14. The blood or blood component storage bag according to claim 13, wherein the biomaterial comprises polyvinyl chloride, poly(ethylene-co-vinyl acetate), fluorinated polyethylene propylene, or combinations thereof.

15. The blood or blood component storage bag according to claim 13, further comprising a plurality of silver attachment compounds bonded to the surface, the silver attachment compounds each including at least one silver attachment group selected from a group consisting of an amine group, a sulfide group, a thiol, and combinations thereof, wherein the silver particles attach to at least a plurality of the silver attachment groups.
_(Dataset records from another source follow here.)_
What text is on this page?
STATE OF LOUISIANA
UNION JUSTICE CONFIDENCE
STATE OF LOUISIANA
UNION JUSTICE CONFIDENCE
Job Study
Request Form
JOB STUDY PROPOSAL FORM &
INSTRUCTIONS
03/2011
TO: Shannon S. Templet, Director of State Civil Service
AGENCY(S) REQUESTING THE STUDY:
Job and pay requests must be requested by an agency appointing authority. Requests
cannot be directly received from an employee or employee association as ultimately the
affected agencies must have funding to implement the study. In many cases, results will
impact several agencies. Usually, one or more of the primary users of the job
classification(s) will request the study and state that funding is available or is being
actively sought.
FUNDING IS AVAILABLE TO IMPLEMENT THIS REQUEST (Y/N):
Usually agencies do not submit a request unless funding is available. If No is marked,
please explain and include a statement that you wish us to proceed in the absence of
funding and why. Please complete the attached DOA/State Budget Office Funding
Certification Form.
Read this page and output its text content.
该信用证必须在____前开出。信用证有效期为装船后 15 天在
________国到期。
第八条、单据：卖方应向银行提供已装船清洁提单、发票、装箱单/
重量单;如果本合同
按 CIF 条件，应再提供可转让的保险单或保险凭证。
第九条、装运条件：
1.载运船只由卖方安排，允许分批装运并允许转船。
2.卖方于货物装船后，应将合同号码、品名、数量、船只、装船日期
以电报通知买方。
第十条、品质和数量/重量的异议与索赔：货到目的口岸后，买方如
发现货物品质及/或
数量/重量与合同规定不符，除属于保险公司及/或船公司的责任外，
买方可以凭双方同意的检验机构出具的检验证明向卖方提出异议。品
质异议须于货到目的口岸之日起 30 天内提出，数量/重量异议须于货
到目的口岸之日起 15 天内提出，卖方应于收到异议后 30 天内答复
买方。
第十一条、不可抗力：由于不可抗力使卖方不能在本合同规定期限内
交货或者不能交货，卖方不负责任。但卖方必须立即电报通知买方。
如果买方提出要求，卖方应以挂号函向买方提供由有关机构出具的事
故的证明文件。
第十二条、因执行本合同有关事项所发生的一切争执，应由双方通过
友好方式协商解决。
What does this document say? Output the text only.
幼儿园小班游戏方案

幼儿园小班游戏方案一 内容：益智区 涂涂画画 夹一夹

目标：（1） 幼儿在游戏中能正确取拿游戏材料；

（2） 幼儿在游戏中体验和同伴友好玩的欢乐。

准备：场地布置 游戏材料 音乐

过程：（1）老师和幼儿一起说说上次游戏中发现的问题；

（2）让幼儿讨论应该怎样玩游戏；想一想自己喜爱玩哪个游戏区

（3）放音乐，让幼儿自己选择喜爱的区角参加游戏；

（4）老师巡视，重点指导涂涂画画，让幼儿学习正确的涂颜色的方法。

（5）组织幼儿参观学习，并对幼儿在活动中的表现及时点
16. The blood or blood component storage bag according to claim 15, wherein the plurality of silver attachment compounds are bonded to the surface upon one of plasma treatment, sulfuric acid treatment, and hydrogen peroxide treatment of the at least a portion of the surface.

17. The blood or blood component storage bag according to claim 13, further comprising diamines bonded to the at least a portion of the surface, wherein the silver particles attach to an amine group of each of at least a plurality of the diamines to bind to the at least the portion of the surface.

18. A blood or blood component storage bag, comprising:

a polymer substrate;

diamines bonded to at least a portion of a surface of the polymer substrate; and

a silver particle attached to an amine group of each of at least a plurality of the diamines.

19. The blood or blood component storage bag according to claim 17, wherein the polymer substrate comprises polyvinyl chloride, poly(ethylene-co-vinyl acetate), fluorinated polyethylene propylene, or combinations thereof.

20. The blood or blood component storage bag according to claim 19, wherein the at least a portion of the surface of the polymer substrate comprises a plurality of carboxyl groups and the diamines are bonded to the carboxyl groups.

21. The blood or blood component storage bag according to claim 20, wherein the at least a portion of the surface of the polymer substrate is oxidized to form the plurality of carboxyl groups.